The Academy Award winning actress fired him because she wasn’t “comfortable”.

Faye Dunaway is being sued for her former personal assistant.

The Oscar-winning actress – who’s known for roles in legendary films such as Bonnie & Clyde, Network and Chinatown – reportedly berated Michael Rocha, who began working with the star as her PA for the play Tea at Five.

Rocha said he was tasked with retrieving Dunaway’s medication, arranging her schedule and transport to and from rehearsals. He claims Dunaway “regularly and relentlessly subjected plaintiff to abusive demeaning tirades”.

The court papers say she used his sexual orientation as gay man to “demean and humiliate him at work” and reportedly called him a “little homosexual boy” and other co-workers “little gay people”.

Rocha reported Dunaway’s behaviour and provided them with a recording of her homophobic comments.
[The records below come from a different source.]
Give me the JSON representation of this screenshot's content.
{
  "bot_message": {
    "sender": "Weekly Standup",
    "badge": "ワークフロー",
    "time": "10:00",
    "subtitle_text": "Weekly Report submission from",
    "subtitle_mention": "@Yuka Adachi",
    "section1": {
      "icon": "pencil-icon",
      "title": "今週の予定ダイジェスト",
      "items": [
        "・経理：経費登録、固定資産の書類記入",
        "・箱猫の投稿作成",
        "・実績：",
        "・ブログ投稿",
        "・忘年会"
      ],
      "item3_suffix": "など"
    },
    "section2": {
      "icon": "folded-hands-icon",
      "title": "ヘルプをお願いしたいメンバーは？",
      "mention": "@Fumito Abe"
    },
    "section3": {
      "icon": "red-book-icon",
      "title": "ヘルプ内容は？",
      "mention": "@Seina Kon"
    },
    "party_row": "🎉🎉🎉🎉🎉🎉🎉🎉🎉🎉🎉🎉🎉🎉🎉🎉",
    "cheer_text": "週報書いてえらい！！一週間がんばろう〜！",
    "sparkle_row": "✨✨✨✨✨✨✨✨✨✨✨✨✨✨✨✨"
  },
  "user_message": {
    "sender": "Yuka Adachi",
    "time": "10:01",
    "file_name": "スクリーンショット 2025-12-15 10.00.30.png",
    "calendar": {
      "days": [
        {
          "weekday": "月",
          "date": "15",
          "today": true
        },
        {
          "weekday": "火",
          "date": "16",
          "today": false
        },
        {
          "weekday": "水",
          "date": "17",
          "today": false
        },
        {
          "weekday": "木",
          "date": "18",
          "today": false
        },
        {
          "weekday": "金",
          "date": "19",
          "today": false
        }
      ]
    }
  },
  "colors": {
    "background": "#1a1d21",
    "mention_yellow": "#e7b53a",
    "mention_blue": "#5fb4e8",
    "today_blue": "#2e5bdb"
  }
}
Two weeks later, he was fired and told that Dunaway “is not comfortable with you anymore”.

Dunaway was later let go from Tea at Five due to altercations between her the crew members.

She also reportedly stopped a performance to complain about the lighting, and in another incident, she asked an audience member to remove a hat from their knee because it was distracting her.

The star has a reputation for being difficult to work with. Bette Davis, who worked with Dunaway on The Disappearance of Aimee, said in 1988 that she was “totally impossible, uncooperative and very unprofessional”.

Representatives for Dunaway have declined to comment.